When I did not return, I knew the tenor would go through my rooms for signs—and there he would find my clothes still waiting, the shoes all there except the one pair. He would ask Lucy as to my whereabouts, and she would say I’d gone to confession and that she’d told me to take our driver. He would notice I had not. It was then he might go to see if I had taken any money and my jewels.

I had left the money. I wanted him to imagine I was still preparing to leave, not that I had left.

Whether he believed this or not, today was the beginning of all the tenor would never forgive, and if there was the slightest chance he learned I was still alive, it would mean our deaths unless we left now.

Wake up, I said.

He rolled to the side, his beautiful face smiling at me as his eyes blinked open and he kissed me.

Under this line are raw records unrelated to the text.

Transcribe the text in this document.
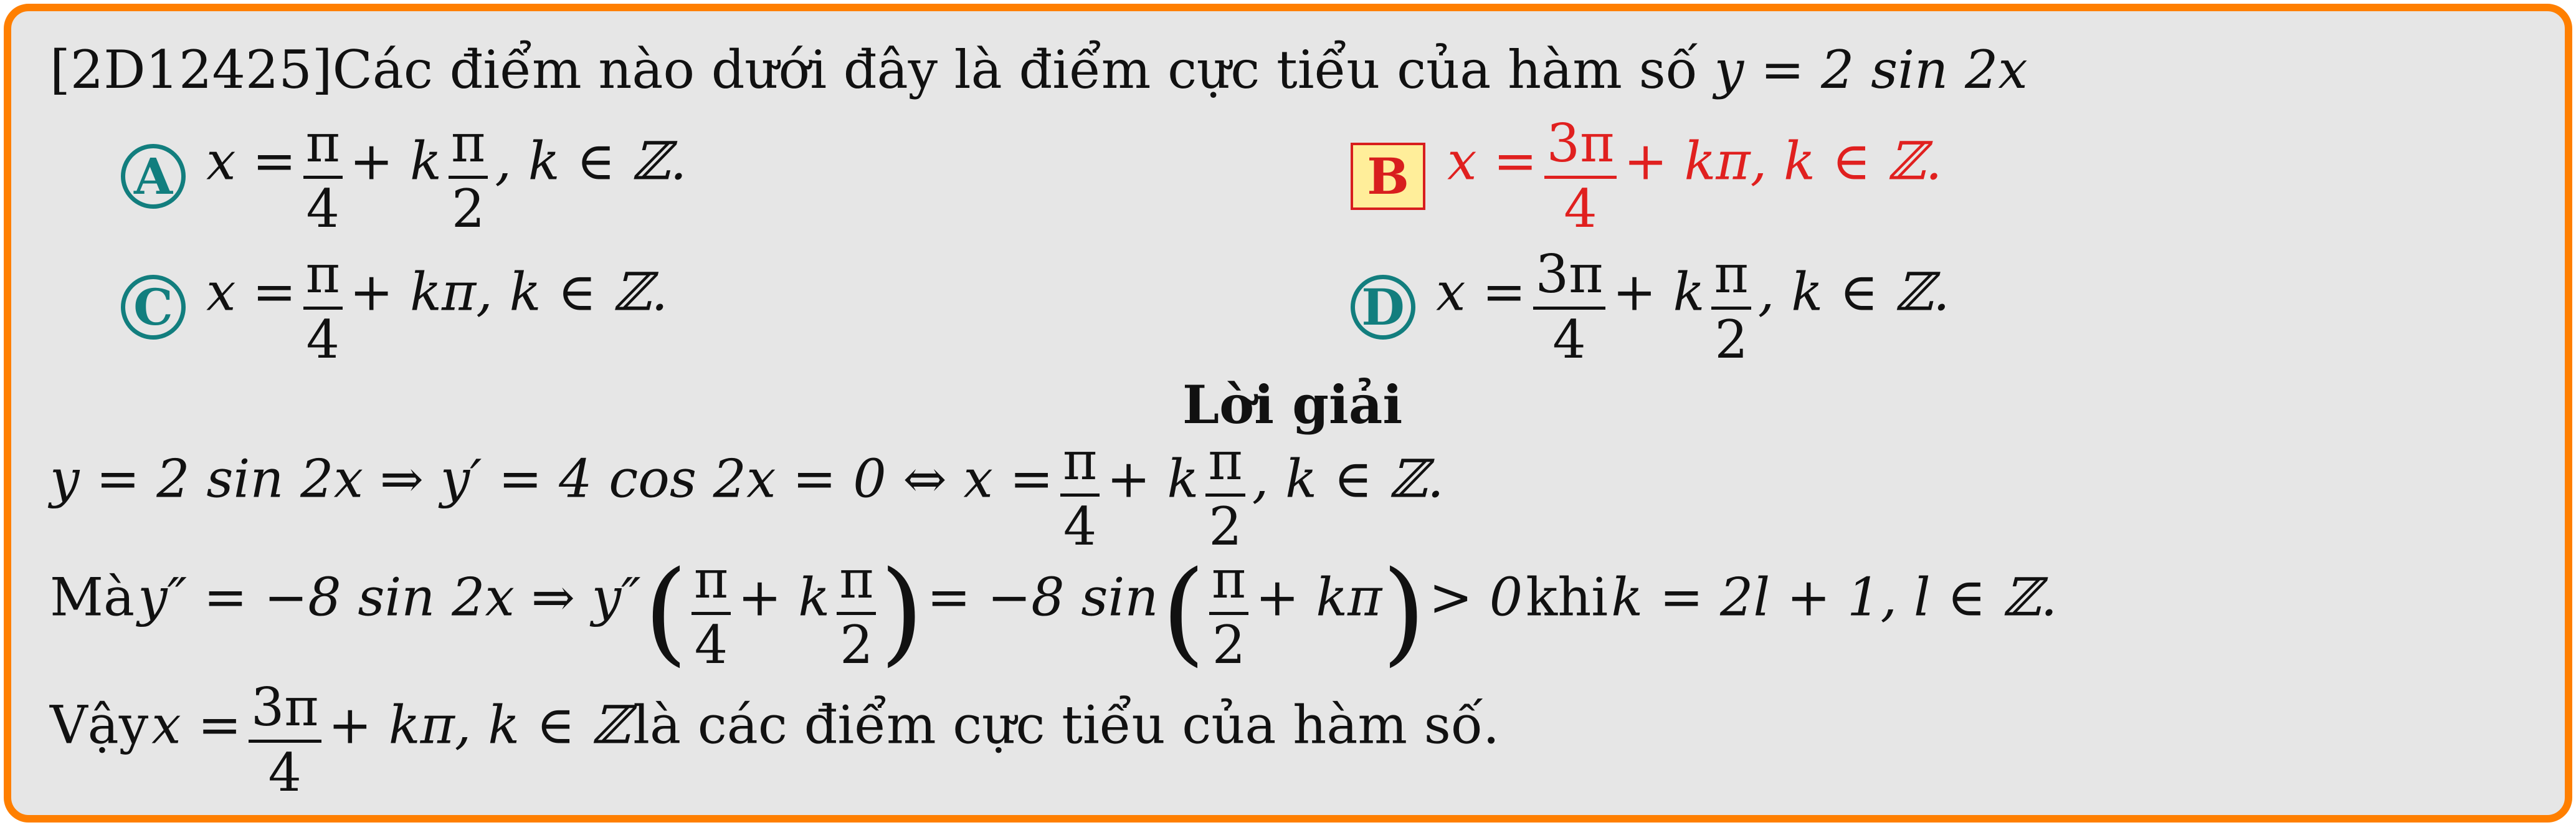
[2D12425]Các điểm nào dưới đây là điểm cực tiểu của hàm số y = 2 sin 2x
A x = π
4
+ k π
2
, k ∈ ℤ.	B x = 3π
4
+ kπ, k ∈ ℤ.
C x = π
4
+ kπ, k ∈ ℤ.	D x = 3π
4
+ k π
2
, k ∈ ℤ.
Lời giải
y = 2 sin 2x ⇒ y′ = 4 cos 2x = 0 ⇔ x = π
4
+ k π
2
, k ∈ ℤ.
Mà y″ = −8 sin 2x ⇒ y″ ( π
4
+ k π
2 ) = −8 sin ( π
2
+ kπ) > 0 khi k = 2l + 1, l ∈ ℤ.
Vậy x = 3π
4
+ kπ, k ∈ ℤ là các điểm cực tiểu của hàm số.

Have you finished our plan of escape? I asked. For we should leave, and soon.

He laughed. Ah, he said. Yes. Where are we going?

London, I said. Or if not there, perhaps Leipzig.

I see, he said. And how will we eat?

I reached out to my dress and withdrew one of the little bags, this one with my earrings and the rose pin, which I dropped on his stomach. Bijoux, I said.

He pulled it open and held one of the earrings up to his eye. You have also been a baroness of some kind, it seems, he said.